To predict how emerging markets might perform, JP Morgan looks to exports and commodity prices. Exports are often the most volatile part of the growth cycle and matter a lot for corporate earnings and for economies’ currencies whereby more trade lends itself to higher profits and a stronger currency. And although commodities now only account for 30% of EM exports, much less than in previous years, commodity prices do tend to reflect global growth. This means when the world experiences broad-based growth, commodities tend to do well with commodity prices highly correlated with performance of emerging markets. 

And due to the fact that many emerging markets tend to hold dollar-denominated debt, a weaker dollar makes those countries’ debt servicing costs more manageable offering a boost to growth. Add to this the fact that commodities are priced in dollars, so that when the dollar weakens, commodities become cheaper in other, non-dollar currencies, and so demand for commodities tends to rise.

As recovery continues throughout 2021, JP Morgan expects emerging market exports to rebound, commodity prices to leg higher, and the U.S. dollar to weaken modestly, and all of these favour growth in emerging markets.

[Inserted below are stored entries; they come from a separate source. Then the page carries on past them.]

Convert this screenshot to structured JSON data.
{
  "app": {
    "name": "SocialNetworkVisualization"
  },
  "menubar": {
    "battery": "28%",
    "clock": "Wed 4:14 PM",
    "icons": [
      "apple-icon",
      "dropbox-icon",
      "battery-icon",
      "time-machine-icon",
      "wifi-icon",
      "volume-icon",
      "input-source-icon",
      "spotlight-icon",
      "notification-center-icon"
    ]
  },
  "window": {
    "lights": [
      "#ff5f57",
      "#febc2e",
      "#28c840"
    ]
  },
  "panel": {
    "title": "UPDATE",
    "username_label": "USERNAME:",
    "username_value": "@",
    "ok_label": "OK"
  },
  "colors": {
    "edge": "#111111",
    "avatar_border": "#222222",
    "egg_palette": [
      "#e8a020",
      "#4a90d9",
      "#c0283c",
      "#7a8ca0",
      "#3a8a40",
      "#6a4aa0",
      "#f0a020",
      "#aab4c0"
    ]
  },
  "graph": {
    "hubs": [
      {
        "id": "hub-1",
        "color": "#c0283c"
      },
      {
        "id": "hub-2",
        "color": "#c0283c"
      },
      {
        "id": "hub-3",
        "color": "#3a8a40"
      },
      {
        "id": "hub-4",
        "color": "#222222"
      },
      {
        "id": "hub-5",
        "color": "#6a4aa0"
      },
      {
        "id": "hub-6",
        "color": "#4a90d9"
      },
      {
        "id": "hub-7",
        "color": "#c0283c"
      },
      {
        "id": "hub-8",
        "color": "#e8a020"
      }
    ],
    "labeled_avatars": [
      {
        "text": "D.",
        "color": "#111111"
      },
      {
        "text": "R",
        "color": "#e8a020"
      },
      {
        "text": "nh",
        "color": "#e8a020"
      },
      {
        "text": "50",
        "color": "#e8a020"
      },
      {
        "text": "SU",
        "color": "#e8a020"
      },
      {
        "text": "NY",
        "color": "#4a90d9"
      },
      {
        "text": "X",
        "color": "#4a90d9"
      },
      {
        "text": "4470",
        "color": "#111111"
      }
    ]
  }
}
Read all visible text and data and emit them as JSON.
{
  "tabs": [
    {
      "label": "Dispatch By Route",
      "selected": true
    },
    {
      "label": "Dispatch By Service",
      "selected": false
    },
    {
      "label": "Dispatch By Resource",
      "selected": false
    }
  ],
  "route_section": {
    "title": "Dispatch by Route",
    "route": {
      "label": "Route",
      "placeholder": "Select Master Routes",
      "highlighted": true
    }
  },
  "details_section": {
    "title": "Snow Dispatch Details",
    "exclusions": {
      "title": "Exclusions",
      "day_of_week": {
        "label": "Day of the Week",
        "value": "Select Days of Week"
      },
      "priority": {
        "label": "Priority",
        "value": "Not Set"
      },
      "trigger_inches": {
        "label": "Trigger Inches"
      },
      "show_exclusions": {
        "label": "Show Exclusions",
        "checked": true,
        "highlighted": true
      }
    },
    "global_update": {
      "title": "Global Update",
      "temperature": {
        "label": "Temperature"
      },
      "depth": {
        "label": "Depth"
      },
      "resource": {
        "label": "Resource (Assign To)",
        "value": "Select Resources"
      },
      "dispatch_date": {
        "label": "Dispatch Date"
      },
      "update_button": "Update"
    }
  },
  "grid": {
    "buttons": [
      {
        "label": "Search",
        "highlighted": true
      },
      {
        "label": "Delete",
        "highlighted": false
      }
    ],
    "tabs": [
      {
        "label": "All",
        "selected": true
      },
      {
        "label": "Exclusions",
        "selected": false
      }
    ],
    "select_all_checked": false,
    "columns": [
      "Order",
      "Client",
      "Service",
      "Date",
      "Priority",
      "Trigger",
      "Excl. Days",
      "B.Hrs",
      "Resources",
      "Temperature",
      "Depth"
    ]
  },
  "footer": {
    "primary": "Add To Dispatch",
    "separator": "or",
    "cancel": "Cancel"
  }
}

Commodity bloc could do well

Emerging markets covers more than 20 countries from Latin America to Eastern Europe, to Asia according to JP Morgan, but these are split into two clear camps: the commodity bloc and the manufacturing bloc, both with very different characteristics and macro drivers.

While the manufacturing bloc, broadly consisting of Asia, Central and Eastern Europe, and Mexico, tends to move in tandem with developed markets’ economic cycles and with global equities, the commodity bloc, mainly South America, Africa, Russia and the Middle East, tends to offer more diversification and more exposure to strong cyclical growth. These latter emerging markets, says JP Morgan, could do well on the expectation of more U.S. fiscal stimulus, especially in infrastructure.

New economy markets like Korea and Taiwan are thriving

A new, third bloc is emerging, called the semiconductor bloc, notably Korea and Taiwan. Semiconductors are the backbone of digital evolution and are in everything from your smartphone to electric vehicles. These two economies once moved in tandem with global trade, but as semiconductors have developed into the world’s most significant products, their markets have been more driven by the semiconductor demand cycle. 

According to JP Morgan, the COVID-19 crisis has accelerated our move to a digital economy, and believe this megatrend is here to stay.